There is a difference here, of course, in that Hansen seeks to recover for different types of discrimination than he alleged in his first charge, whereas Tademy sought to reallege acts of harassment from his first charge in support of his hostile environment claim stemming from a second charge. But, if anything, this difference strengthens the argument that Hansen should be permitted to present evidence of events that pre-date October 13, 2010. Indeed, just as “Title VII contains no language barring a plaintiff from presenting allegations in support of a hostile work environment claim that he had advanced in a prior EEOC complaint but chose[ ] not to litigate[,]” id. at 1151, neither does the statute contain any language prohibiting a plaintiff from presenting allegations in support of a hostile work environment claim that are distinct from claims advanced in a prior EEOC complaint. See, e.g., Vitello v. Liturgy Training Publ’ns, 932 F. Supp. 1093, 1099 (N.D. Ill. 1996) (“While [plaintiff] was not permitted to reallege his first EEOC charge in his second EEOC charge, . . . he was permitted to bring his second EEOC charge alleging a different form of discrimination.”) (internal citations omitted). In other words, where, as here, at least one of the incidents contributing to a hostile environment claim is the subject of a timely charge, it makes no difference under Title VII that the individual also happened to file an earlier charge, on distinct grounds, in the middle of the ongoing violation.

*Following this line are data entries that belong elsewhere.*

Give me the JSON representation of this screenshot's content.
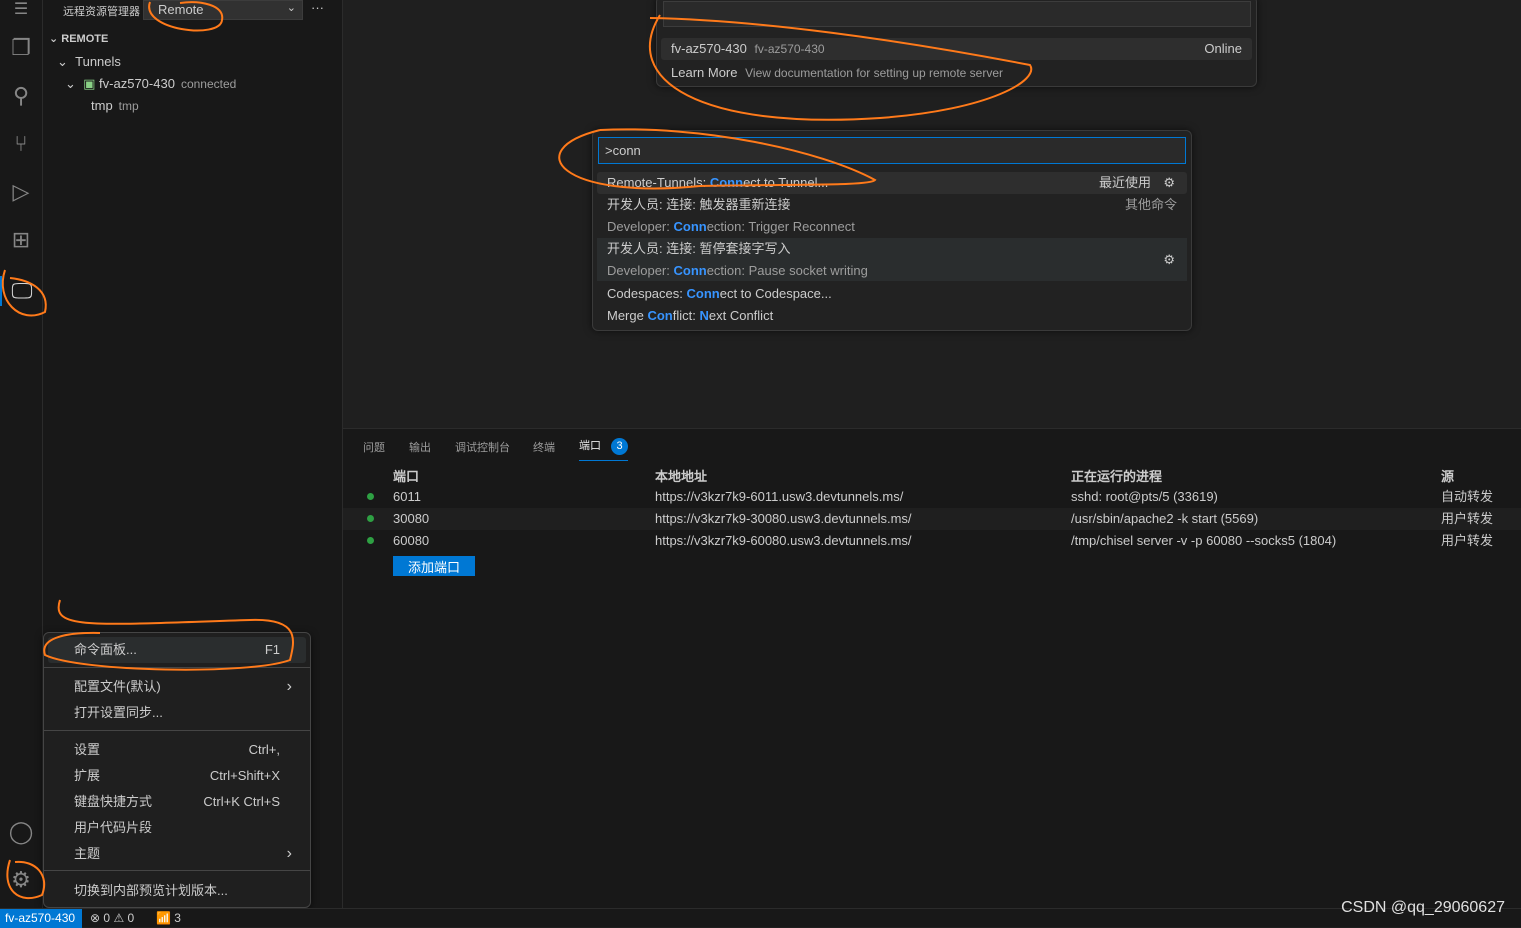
{
  "sidebar": {
    "title": "远程资源管理器",
    "select_value": "Remote",
    "section": "REMOTE",
    "tunnels": "Tunnels",
    "host": "fv-az570-430",
    "host_status": "connected",
    "folder": "tmp",
    "folder_desc": "tmp"
  },
  "quickpick_top": {
    "item_name": "fv-az570-430",
    "item_desc": "fv-az570-430",
    "item_status": "Online",
    "learn_more": "Learn More",
    "learn_desc": "View documentation for setting up remote server"
  },
  "command_palette": {
    "input": ">conn",
    "recent_label": "最近使用",
    "other_label": "其他命令",
    "items": [
      {
        "parts": [
          {
            "t": "Remote-Tunnels: "
          },
          {
            "t": "Conn",
            "h": 1
          },
          {
            "t": "ect to Tunnel..."
          }
        ]
      },
      {
        "parts": [
          {
            "t": "开发人员: 连接: 触发器重新连接"
          }
        ],
        "sub": [
          {
            "t": "Developer: "
          },
          {
            "t": "Conn",
            "h": 1
          },
          {
            "t": "ection: Trigger Reconnect"
          }
        ]
      },
      {
        "parts": [
          {
            "t": "开发人员: 连接: 暂停套接字写入"
          }
        ],
        "sub": [
          {
            "t": "Developer: "
          },
          {
            "t": "Conn",
            "h": 1
          },
          {
            "t": "ection: Pause socket writing"
          }
        ]
      },
      {
        "parts": [
          {
            "t": "Codespaces: "
          },
          {
            "t": "Conn",
            "h": 1
          },
          {
            "t": "ect to Codespace..."
          }
        ]
      },
      {
        "parts": [
          {
            "t": "Merge "
          },
          {
            "t": "Con",
            "h": 1
          },
          {
            "t": "flict: "
          },
          {
            "t": "N",
            "h": 1
          },
          {
            "t": "ext Conflict"
          }
        ]
      }
    ]
  },
  "panel": {
    "tabs": [
      "问题",
      "输出",
      "调试控制台",
      "终端",
      "端口"
    ],
    "ports_badge": "3",
    "headers": [
      "端口",
      "本地地址",
      "正在运行的进程",
      "源"
    ],
    "rows": [
      [
        "6011",
        "https://v3kzr7k9-6011.usw3.devtunnels.ms/",
        "sshd: root@pts/5 (33619)",
        "自动转发"
      ],
      [
        "30080",
        "https://v3kzr7k9-30080.usw3.devtunnels.ms/",
        "/usr/sbin/apache2 -k start (5569)",
        "用户转发"
      ],
      [
        "60080",
        "https://v3kzr7k9-60080.usw3.devtunnels.ms/",
        "/tmp/chisel server -v -p 60080 --socks5 (1804)",
        "用户转发"
      ]
    ],
    "add_port": "添加端口"
  },
  "menu": {
    "items": [
      {
        "label": "命令面板...",
        "key": "F1"
      },
      {
        "label": "配置文件(默认)",
        "key": ""
      },
      {
        "label": "打开设置同步...",
        "key": ""
      },
      {
        "label": "设置",
        "key": "Ctrl+,"
      },
      {
        "label": "扩展",
        "key": "Ctrl+Shift+X"
      },
      {
        "label": "键盘快捷方式",
        "key": "Ctrl+K Ctrl+S"
      },
      {
        "label": "用户代码片段",
        "key": ""
      },
      {
        "label": "主题",
        "key": ""
      },
      {
        "label": "切换到内部预览计划版本...",
        "key": ""
      }
    ]
  },
  "status": {
    "remote": "fv-az570-430",
    "errors": "0",
    "warnings": "0",
    "ports": "3"
  },
  "watermark": "CSDN @qq_29060627"
}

Nor is there a policy justification for the district court’s decision to penalize Hansen for not raising the harassment claim in his 2009 charge. In Tademy, this Court recognized that “one of the goals of Title VII is to put an employer on notice of a violation prior to commencement of judicial proceedings [which] in turn serves to facilitate internal resolution of the issue[,]” and it found that “it [made] little sense to punish Mr. Tademy for trying to reach a non-litigious solution.” 614 F.3d at 1151 (internal citations and quotation marks omitted). Here, Hansen reported the sexual harassment to Makasian, Luton, and Hyllested before filing his 2009 charge. Although Hansen’s 2009 charge itself did not notify his employer of sexual harassment, he notified SkyWest by other means, and, like Tademy, he tried to reach a non-litigious solution. Hansen’s attempt at ending the harassment without litigation was negated when SkyWest responded with threats of retaliation and a failure to take corrective action. Thus, Hansen’s conduct was consistent with the policy goals of Title VII, and he should not be penalized for leaving a sex harassment allegation out of his 2009 charge.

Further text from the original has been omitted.